Même les élèves modèles perdent le nord

BEATRICE DELVAUX

mercredi 25 avril 2012, 06:41

Éditorialiste en chef

Qui aurait pu parier sur cette situation il y a quelques mois ? La Belgique politique, donnée en exemple ? C'est pourtant ce qui s'est produit en début de semaine aux Pays-Bas, où un journal a titré « Economiser des milliards ? En Belgique, on fait cela comme ça ! » Et de vanter la méthode Di Rupo.

Qui sont ces jaloux ? Les Pays-Bas dont les déboires sont passés quasi inaperçus des francophones belges, hypnotisés par les élections françaises. Et pourtant, il y a près de chez nous un Royaume aux prises avec une crise politique importante. Un élève modèle, pourtant : les Pays-Bas sont un des quatre derniers pays européens dotés du fameux triple A, leur dette atteint quasi ces 60 % du PIB dont les autres membres de l'eurozone n'osent plus rêver.

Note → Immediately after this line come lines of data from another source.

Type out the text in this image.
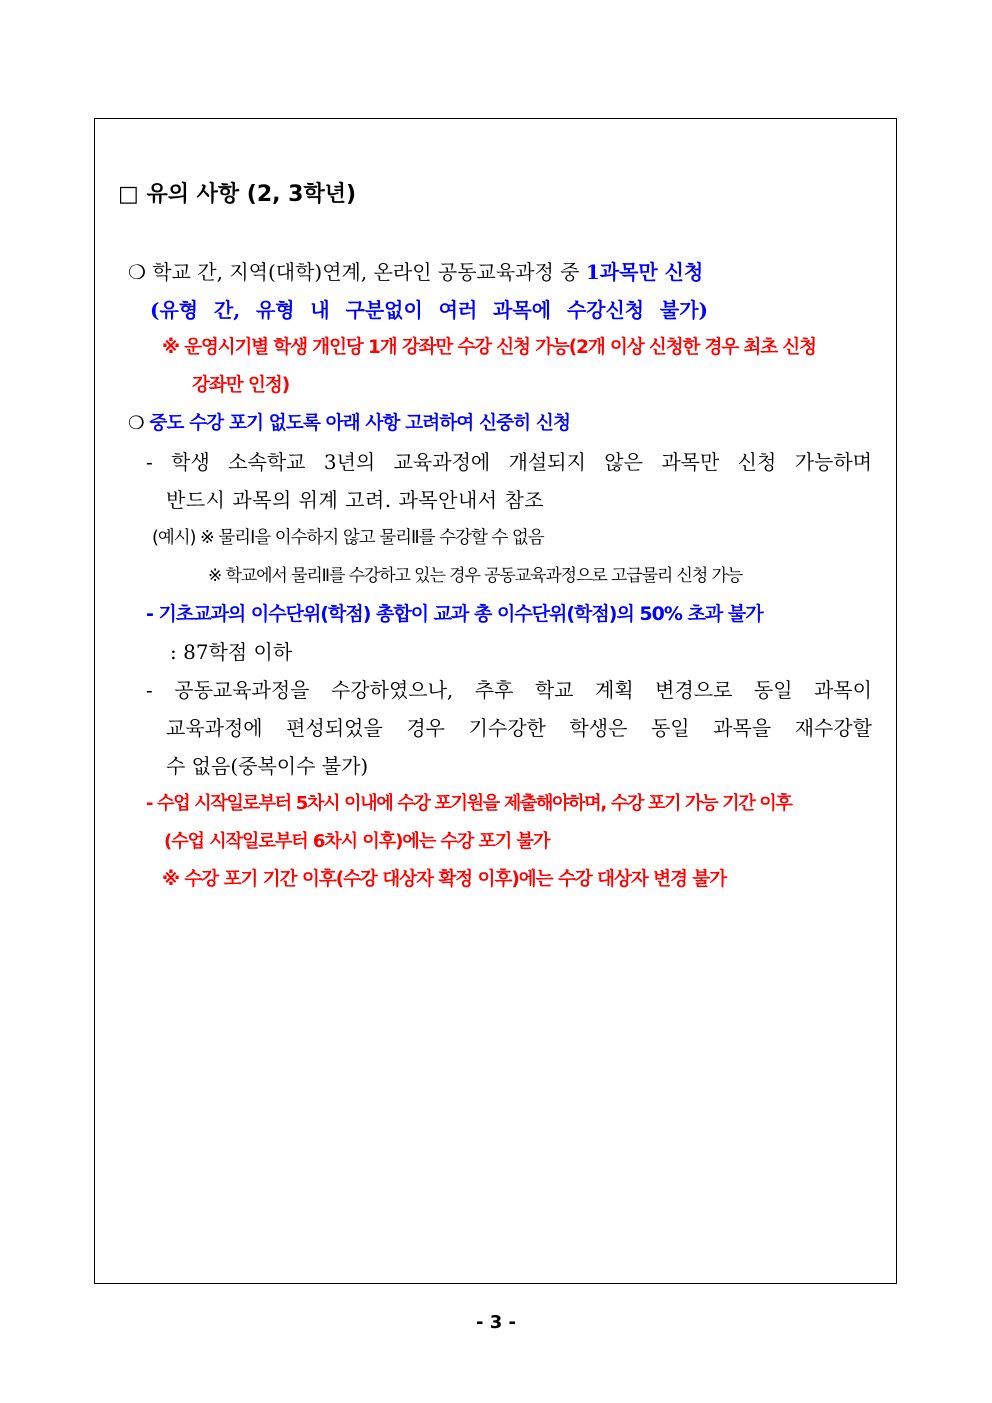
□ 유의 사항 (2, 3학년)
❍ 학교 간, 지역(대학)연계, 온라인 공동교육과정 중 1과목만 신청
(유형 간, 유형 내 구분없이 여러 과목에 수강신청 불가)
※ 운영시기별 학생 개인당 1개 강좌만 수강 신청 가능(2개 이상 신청한 경우 최초 신청
강좌만 인정)
❍ 중도 수강 포기 없도록 아래 사항 고려하여 신중히 신청
- 학생 소속학교 3년의 교육과정에 개설되지 않은 과목만 신청 가능하며
반드시 과목의 위계 고려. 과목안내서 참조
(예시) ※ 물리Ⅰ을 이수하지 않고 물리Ⅱ를 수강할 수 없음
※ 학교에서 물리Ⅱ를 수강하고 있는 경우 공동교육과정으로 고급물리 신청 가능
- 기초교과의 이수단위(학점) 총합이 교과 총 이수단위(학점)의 50% 초과 불가
: 87학점 이하
- 공동교육과정을 수강하였으나, 추후 학교 계획 변경으로 동일 과목이
교육과정에 편성되었을 경우 기수강한 학생은 동일 과목을 재수강할
수 없음(중복이수 불가)
- 수업 시작일로부터 5차시 이내에 수강 포기원을 제출해야하며, 수강 포기 가능 기간 이후
(수업 시작일로부터 6차시 이후)에는 수강 포기 불가
※ 수강 포기 기간 이후(수강 대상자 확정 이후)에는 수강 대상자 변경 불가
- 3 -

Mais pour réduire le déficit aux 3 % souhaités par l'Europe, le gouvernement a rentré un plan d'économies de 14 milliards, refusé par le parti populiste de Geert Wilders, qui le soutenait jusque-là.

Il y a deux morales à cette histoire pour l'Europe politique et économique du moment.

1) Ne faites jamais confiance à un populiste pour gouverner : il n'a pas de parole et change d'avis au gré du vent et des gens, perdant toute crédibilité. Wilders avait quasi insulté les Grecs en leur enjoignant de faire des économies, insistant sur l'orthodoxie budgétaire, qu'il s'est empressé de torpiller dès qu'elle ne servait plus ses buts immédiats.

2) Le camp des révoltés de l'austérité à tous crins compte chaque jour un nouveau membre. En deux jours, un gouvernement aux Pays-Bas tombe sur ce motif, tandis qu'en France, Marine Le Pen séduit par son discours antieuropéen, et François Hollande par ses propositions qui mêlent relance et austérité différée. Il est le chouchou de l'économiste américain Krugman, qui continue à crier au suicide économique d'une Europe qui prescrit l'austérité comme seul remède. Un suicide qui pourrait aussi être politique. L'Europe doit adopter un cocktail qui permette de doser l'assainissement des finances publiques, de réduire la dette, tout en relançant la croissance. C'est un des moyens permettant de répondre au désarroi des citoyens et d'empêcher qu'ils succombent aux extrémismes.